L'assistance médicale à la procréation (AMP) post mortem, une question éthiquement et juridiquement complexe, suscite des débats passionnés en France et à l'étranger. En France, la loi de bioéthique interdit l’assistance médicale à la procréation (AMP) post mortem. Cet article explore les conditions et les implications légales du transfert d'embryon post mortem en France, en tenant compte des décisions récentes de la Cour européenne des droits de l'homme (CEDH) et du Conseil d'État, ainsi que des évolutions législatives et des considérations éthiques.
Interdiction de l'AMP Post Mortem en France
Depuis l'adoption des lois de bioéthique en 1994, la France interdit la procréation post mortem. La loi du 6 août 2004 rappelle expressément que le décès d’un des parents met fin au processus médical. L'article L2141-2 du Code de la santé publique dispose que « le décès d’un des membres du couple fait obstacle à l’insémination ou au transfert des embryons ». Cette interdiction est assortie de dispositifs complémentaires, notamment l'article L. 2141-11-1 du Code de la santé publique, qui interdit d'exporter des gamètes ou des embryons à des fins prohibées par la loi française.
Cette interdiction repose sur plusieurs arguments, notamment la volonté de ne pas faire naître un enfant orphelin de père, la difficulté de vérifier le consentement du père au moment de la procréation et la nécessité d'un projet parental commun aux deux membres du couple. Le Comité consultatif national d’éthique pour les sciences de la vie et de la santé (CCNE) s’est prononcé en faveur du maintien de l’interdiction de l’AMP réalisée avec les gamètes d’une personne décédée. À ce titre sont notamment évoqués par le Gouvernement le risque de pressions familiales ou sociales sur les veuves, la possibilité d’un récit identitaire de l’enfant marqué par le contexte de deuil ou, sur un autre plan, le risque de susciter des débats sur le statut de l’embryon.

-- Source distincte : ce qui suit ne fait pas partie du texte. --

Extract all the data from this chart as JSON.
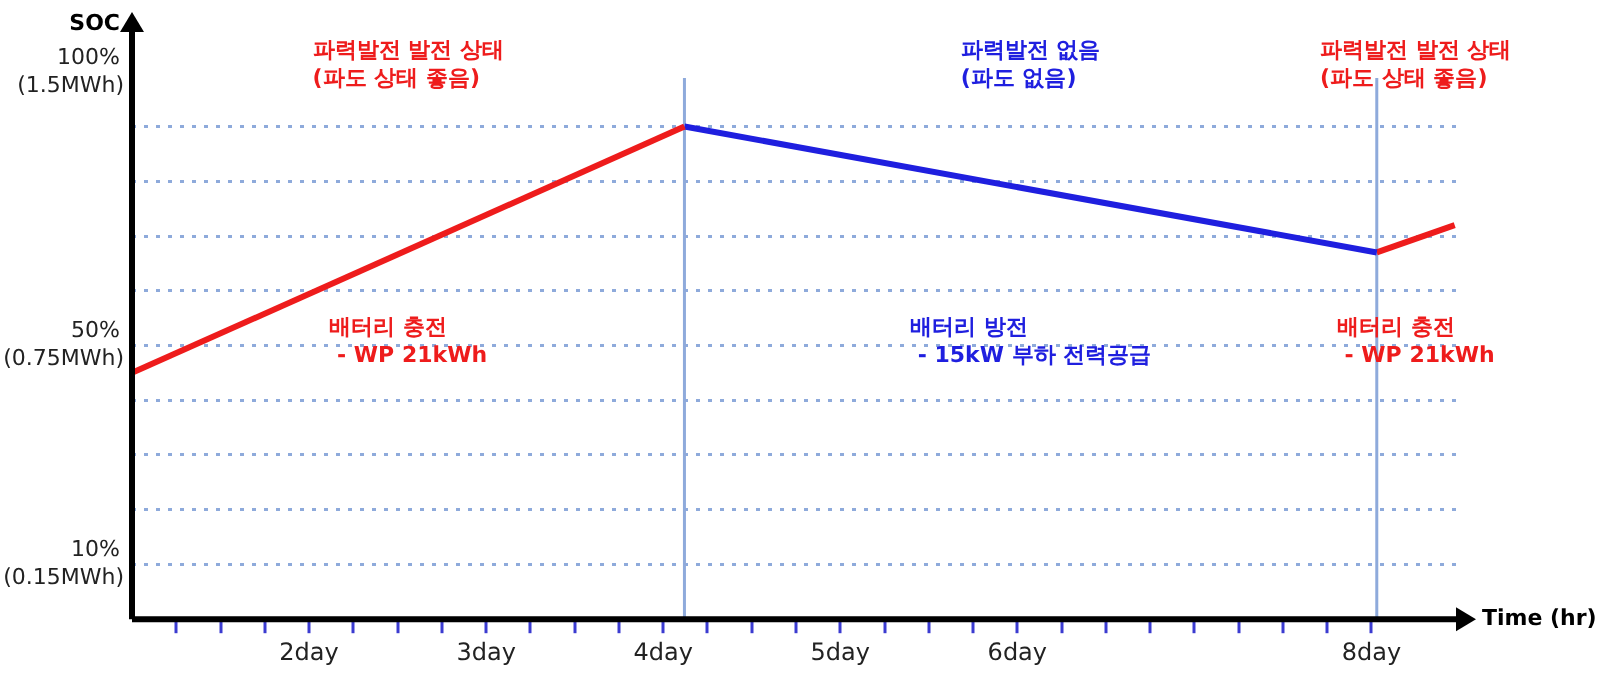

Décisions de la CEDH et du Conseil d'État
La CEDH a été saisie dans deux affaires récentes concernant l’interdiction d’exportation des gamètes du mari de la première requérante et des embryons du couple que formaient la seconde requérante et son mari décédé vers l’Espagne, pays qui autorise la procréation post-mortem. Invoquant l’article 8 de la Convention, les requérantes se plaignent que les refus litigieux qui se fondent sur l’interdiction de la procréation posthume posée par l’article L. 2141-2 du Code de la santé publique et l’interdiction d’exporter des gamètes ou des embryons à des fins prohibées par la loi française prévues par l’article L. 2141-11-1 du Code de la santé publique emportent violation de leurs droits.
Dans un arrêt du 14 septembre 2023, la CEDH a validé l'interdiction française de l'AMP post mortem, en constatant l’absence de violation de l’article 8 de la Convention sur le droit à la vie privée et familiale. La Cour a estimé que l'interdiction absolue de l'insémination posthume en France relève d'un choix politique et qu'il y a lieu d'accorder une importance particulière au rôle du décideur national s'agissant d'une question de société portant sur des enjeux d'ordre moral ou éthique. Elle a également relevé que l'interdiction d'exportation des gamètes ou embryons vise à faire obstacle au risque de contournement des dispositions du code de la santé publique posant cette interdiction.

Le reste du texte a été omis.